There are growing concerns that changes to the law on school closures could make it easier for local authorities to close rural schools.
Over the next five years Scottish Borders Council need to make £11 million of savings but whether school closures are being considered as part of the cut backs has not yet been revealed - SBC’s director of education, Glenn Rodger stressing that they are “at the start of the process of transforming the way we deliver education” and there are no specific proposals yet.
The last time Scottish Borders Council went through the school closure consultation process was in 2004 when Hutton, Burnmouth and Eccles/Leitholm Primary Schools were considered.
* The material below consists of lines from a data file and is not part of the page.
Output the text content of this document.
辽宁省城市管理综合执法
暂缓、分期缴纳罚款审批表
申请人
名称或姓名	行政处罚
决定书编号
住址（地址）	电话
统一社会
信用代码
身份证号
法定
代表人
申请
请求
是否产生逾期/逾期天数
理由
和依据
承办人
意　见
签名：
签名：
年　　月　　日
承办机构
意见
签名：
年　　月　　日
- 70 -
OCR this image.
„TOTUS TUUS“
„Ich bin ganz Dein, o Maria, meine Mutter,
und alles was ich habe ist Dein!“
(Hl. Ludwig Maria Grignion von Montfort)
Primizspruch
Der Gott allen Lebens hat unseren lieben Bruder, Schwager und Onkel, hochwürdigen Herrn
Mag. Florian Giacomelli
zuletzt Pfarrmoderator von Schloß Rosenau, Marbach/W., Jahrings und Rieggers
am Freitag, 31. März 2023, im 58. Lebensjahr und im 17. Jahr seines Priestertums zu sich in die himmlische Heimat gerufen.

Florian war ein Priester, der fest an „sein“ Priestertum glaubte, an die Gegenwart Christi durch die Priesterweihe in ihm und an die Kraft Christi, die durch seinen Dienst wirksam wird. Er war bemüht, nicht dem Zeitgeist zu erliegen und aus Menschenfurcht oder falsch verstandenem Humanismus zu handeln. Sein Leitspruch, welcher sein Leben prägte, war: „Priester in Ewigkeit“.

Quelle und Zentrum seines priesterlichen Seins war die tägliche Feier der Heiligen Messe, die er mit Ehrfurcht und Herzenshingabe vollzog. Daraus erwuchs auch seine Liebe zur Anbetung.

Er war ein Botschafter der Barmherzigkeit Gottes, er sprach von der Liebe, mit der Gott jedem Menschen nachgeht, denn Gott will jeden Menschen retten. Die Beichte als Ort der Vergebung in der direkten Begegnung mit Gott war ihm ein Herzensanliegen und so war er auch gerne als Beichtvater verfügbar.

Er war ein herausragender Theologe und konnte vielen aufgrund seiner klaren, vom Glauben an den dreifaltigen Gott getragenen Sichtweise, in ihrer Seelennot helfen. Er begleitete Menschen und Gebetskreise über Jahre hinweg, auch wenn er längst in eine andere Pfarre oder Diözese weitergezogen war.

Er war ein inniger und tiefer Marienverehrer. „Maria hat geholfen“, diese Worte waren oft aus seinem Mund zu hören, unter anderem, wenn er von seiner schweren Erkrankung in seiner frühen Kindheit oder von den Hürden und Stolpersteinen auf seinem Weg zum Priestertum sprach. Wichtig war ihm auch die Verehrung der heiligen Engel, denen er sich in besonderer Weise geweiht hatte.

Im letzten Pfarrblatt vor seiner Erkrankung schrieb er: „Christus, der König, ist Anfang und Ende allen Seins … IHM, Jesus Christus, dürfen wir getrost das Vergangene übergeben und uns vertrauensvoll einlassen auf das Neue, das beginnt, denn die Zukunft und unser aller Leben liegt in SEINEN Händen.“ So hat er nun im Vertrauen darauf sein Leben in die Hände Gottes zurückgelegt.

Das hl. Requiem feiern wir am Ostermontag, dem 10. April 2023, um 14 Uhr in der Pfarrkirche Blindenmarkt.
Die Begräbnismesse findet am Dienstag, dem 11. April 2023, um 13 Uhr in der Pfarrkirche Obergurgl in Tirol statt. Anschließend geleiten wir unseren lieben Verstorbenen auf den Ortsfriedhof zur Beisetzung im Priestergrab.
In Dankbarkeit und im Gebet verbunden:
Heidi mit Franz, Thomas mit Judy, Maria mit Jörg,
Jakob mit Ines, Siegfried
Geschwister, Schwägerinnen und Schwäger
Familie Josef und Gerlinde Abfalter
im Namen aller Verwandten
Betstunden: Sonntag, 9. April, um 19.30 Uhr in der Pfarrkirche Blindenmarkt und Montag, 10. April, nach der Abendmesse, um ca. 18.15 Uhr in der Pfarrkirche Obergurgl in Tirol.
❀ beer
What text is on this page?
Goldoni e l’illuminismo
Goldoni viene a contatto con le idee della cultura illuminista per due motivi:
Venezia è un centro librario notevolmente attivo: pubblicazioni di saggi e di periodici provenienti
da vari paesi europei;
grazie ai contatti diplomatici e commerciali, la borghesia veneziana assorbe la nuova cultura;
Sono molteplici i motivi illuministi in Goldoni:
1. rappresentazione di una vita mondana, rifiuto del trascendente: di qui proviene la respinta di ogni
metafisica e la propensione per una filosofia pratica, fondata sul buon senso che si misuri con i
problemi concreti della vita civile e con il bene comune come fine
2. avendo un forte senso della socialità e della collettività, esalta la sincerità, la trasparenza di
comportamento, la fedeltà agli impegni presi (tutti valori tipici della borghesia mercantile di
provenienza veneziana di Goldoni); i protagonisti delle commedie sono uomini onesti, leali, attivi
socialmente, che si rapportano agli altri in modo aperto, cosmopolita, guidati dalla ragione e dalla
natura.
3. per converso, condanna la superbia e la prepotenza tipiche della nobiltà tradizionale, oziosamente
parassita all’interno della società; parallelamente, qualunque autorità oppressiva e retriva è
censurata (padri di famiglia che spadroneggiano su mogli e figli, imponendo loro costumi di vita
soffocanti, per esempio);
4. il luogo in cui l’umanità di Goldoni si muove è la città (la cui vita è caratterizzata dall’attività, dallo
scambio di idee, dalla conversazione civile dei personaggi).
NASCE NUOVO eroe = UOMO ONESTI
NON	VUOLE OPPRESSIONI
Burnmouth and Hutton both closed but Eccles/Leitholm remained open and since 2009 has shared its headteacher with Coldstream Primary.
Education secretary Mike Russell stressed the educational benefit to pupils of shutting a school will remain a “central part of the decision-making process”.
The Scottish Government plans to change the existing legislation to clarify the presumption against closure that exists for rural schools.
In addition, clear financial information will have to be set out as part of any proposals to shut down a school. A proposal that councils would no longer need to show there would be an educational benefit to youngsters from shutting a school is not being taken forward.
Local MSP John Lamont believes that the change in the law will actually make it harder to close rural schools.
He said: “Rural schools can be the lifeblood of local communities, helping to ensure that children are educated in the area that they have grown up in. With the next nearest school not being for miles, it can make a huge difference to parents and their children to have a local option when it comes to schooling.
“However, with recent budget restraints rural schools have become the target for officials looking to cut their spending. It is often totally against the will of the community, who are all too often ignored in any final decision.
“These new rules promise to change that. The independent panel that will consider each closure will provide impartiality in any final decision. By also stopping further closure applications being made for five years after a decision, it will save schools from constant attempts to close them.”
“Most importantly however, the rules dictating that any closure must be for the benefit of the child look like they are here to stay. The priority must be the education well-being of the children affected, and I’m glad that this remains a major consideration.”